All 27 EU Member States held European Parliamentary elections on Sunday, 9 June. We have final (or near final) results from 26 of them, the sole exception being Ireland, where the count adjourned on Sunday night, without reporting any results.
Still, we have a pretty clear picture of Europe, and thus we can put Fidesz’s victory into a broader context.
Prior to the election, Prime Minister Viktor Orbán called on his supporters to give his party the largest margin victory in Europe in order to more effectively counter the pro-war voices in Brussels. That was not achieved by his party.
The highest margin of victory came from Romania last night.
There, the grand coalition of PSD-PNL beat second-place finisher AUR, a right-wing nationalist-populist party, by 38 points. PM Orbán still had some good news come out of our neighbours to the east as well. The ethnic Hungarian party RMDSZ, as we reported earlier today, managed to pass the five-per-cent threshold, and will delegate two members to the European Parliament.

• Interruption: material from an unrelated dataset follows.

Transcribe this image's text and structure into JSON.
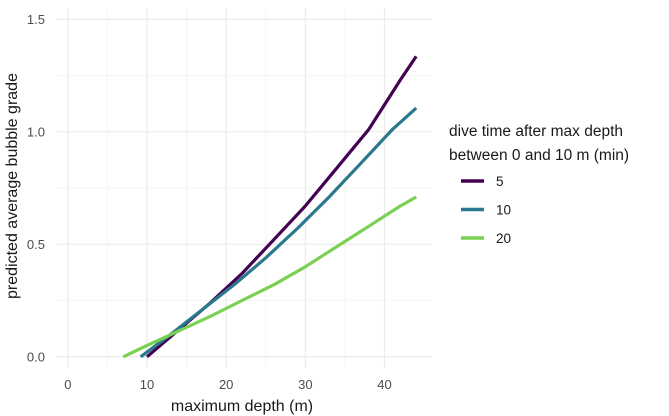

The French right-wing populist party Rassemblement National also outdid Fidesz in terms of margin of victory. However, PM Orbán is hardly distraught by that, given that RN is led by his long-time ally Marine Le Pen. Her party got 31.37 per cent of the popular vote, 16.77 points ahead of Besoin d’Europe’s 14.60 per cent. President Emmanuel Macron of France even called a snap election in the wake of the results.
Fidesz-KDNP’s 14.96-point margin was the third largest of last night in Europe.
As for vote share, Fidesz was also ranked third. The long-ruling party of Hungary got 44.64 per cent of the popular vote. Although it is a significant dip from five years ago, when they got 52.5 per cent, they still increased their vote total, from 1.824 million in 2019 to 2.018 million in 2024.
The only two parties in Europe that managed to get a higher vote share are the aforementioned PSD-PNL big tent coalition in Romania, which got 53 per cent; and the centre-left Partit Laburista (Labour Party) in Malta, which got 45.26 per cent. However, due to the bipolar nature of Maltese politics, PL only beat their opposition, the conservative Partit Nazzjonalista (Nationalist Party) by a little over three points.
A 15-point loss for the main opposition force being covered as a hopeful, confidence-inspiring result is a phenomenon very unique in Hungary. For a little more perceptive: that margin would be the largest in US presidential elections in the 21st century. Even Democrat Barack Obama beat Republican John McCain by ‘only’ 7.2 points in 2008, and he was the first African American candidate nominated by a major party, running in the midst of a financial crisis that happened under a Republican administration. Overall, it would be ranked 19th out of the 59 US presidential elections held so far in terms of popular vote margin.